É possível um estado
não influenciável de ser?
não influenciável de ser?
PERGUNTA:
Embora eu reconheça sentir-me lisonjeado pela admiração e susceptível à
crítica, a minha mente continua a ser governada por essas influencias; ela é
atraída ou repelida, como a agulha da bússola em presença do magneto. Qual é o primeiro passo para sermos
realmente livres?
KRISHNAMURTI: A dificuldade está em que quereis ser
livre: não quereis, porém, compreender o problema. Sois infenso tanto à lisonja
como à crítica. Desgosta-vos o ser criticado; mas, ao mesmo tempo, se bem que
desejais ser insinuante, ser admirado, sentis desprezo por vós mesmo, por
serdes tão infantil; desejais, por isso, livrar-vos das duas coisas. E o
resultado é que ficais com três problemas, não é verdade? É o que todos nós
fazemos: quando temos um problema que não
sabemos resolver, acrescentamos-lhe outros e ficamos multiplicando problemas,
sucessivamente.
Nessas condições, qual é a nossa questão? A questão
não é a de acharmos a maneira de não sermos influenciados pela admiração nem
pela crítica, mas, sim: porque desejamos ser admirados, porque nos importamos
tanto quando somos criticados ? — Este é que é o problema, não achais? Porque
desejais admiração? Porque o ser admirado vos faz feliz, dá-vos estímulo,
faz-vos trabalhar melhor. Desejais que vos estimulem por não vos sentir seguro
em vós mesmo, e necessitais, por isso, do amparo de outros; e sois susceptível
à crítica porque ela vos revela o que sois. Tal é a razão por que estais sempre
fugindo à crítica e desejoso de admiração, de estímulo, de lisonja; assim, mais
uma vez, vos vedes envolvido na batalha do querer e do não querer. Tudo isso
indica, sem dúvida, uma pobreza interior do vosso ser, não é verdade? Não há um
sentimento profundo de confiança. Não me refiro à arrogante confiança da
experiência, que é apenas um meio de fortalecer o “eu” e, portanto, sem muita
significação. Refiro-me à confiança que resulta do compreenderdes a vós mesmo,
do perceberdes todo o significado da admiração, do estímulo, da crítica. A
compreensão de vós mesmo não depende de ninguém; ela se apresentará se
estiverdes muito vigilante, atento, encontrando-vos com o que é em cada momento
que passa e abstendo-vos de julgá-lo. O autoconhecimento proporciona uma
confiança em que o “eu” não se torna importante. Não é a confiança do “eu” que
acumulou considerável experiência, ou do “eu” que possui um grande depósito no
banco, ou do “eu” que tem um vasto cabedal de conhecimentos. Nisso não existe
confiança e, sim, só e sempre, temor.

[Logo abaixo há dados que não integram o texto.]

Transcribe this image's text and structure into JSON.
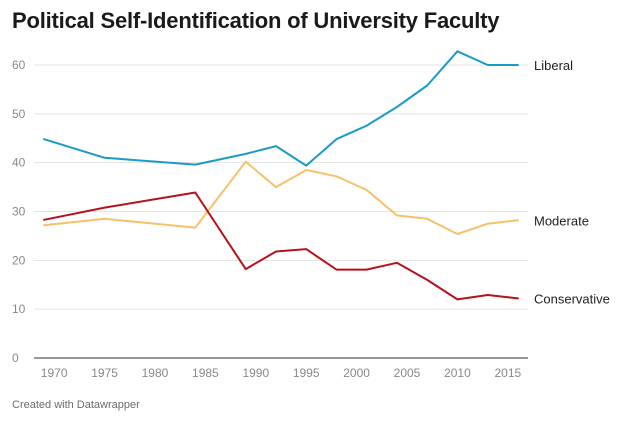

Entretanto, quando a mente começa a
tornar-se percebida de si mesma e das suas reações, quando percebe todas as suas
atividades, momento por momento, sem inclinação para a comparação ou o
julgamento, então, desse conhecimento, resulta uma confiança inteiramente livre
do “eu”. Essa mente não busca a admiração nem evita a crítica; já lhe não
importa nem uma nem outra coisa, pois a cada momento encontra libertação na
compreensão do que é.
O que é é a reação, a réplica (response), o impulso, o
desejo da mente, em qualquer momento dado; e se observardes realmente o que
é, se vos tornardes apercebidos de todo o seu conteúdo, sentireis a
presença de uma liberdade extraordinária, manifestando-se sem que a mente a
tenha procurado. Quando a mente busca a liberdade, o que está querendo é
livrar-se de alguma coisa, e isso não é liberdade nenhuma, senão, unicamente,
uma reação semelhante à revolução política, que é uma reação contra o regime
vigente. A liberdade surgida com a compreensão do que é, não representa
reação contra alguma coisa; é uma libertação criadora e, por conseguinte,
completa em si mesma. Mas a compreensão do que é exige
muito discernimento, muita tranquilidade mental. A liberdade não resulta
de nenhuma espécie de compulsão, de nenhuma atração, de nenhum desejo; pode
manifestar-se, apenas, quando a mente percebe sem julgamento, sem escolha,
de modo que a cada momento se vê a si mesma tal como é. A mente que busca
liberdade nunca a encontrará, pois procurar liberdade significa barrar, afastar
o
que é; mas, quando a mente começa a compreender o que é, sem escolha,
essa própria compreensão produz uma descarga criadora, que é liberdade. A
liberdade é ímpar, ela é a verdadeira individualidade, e nela se a bem-aventurança.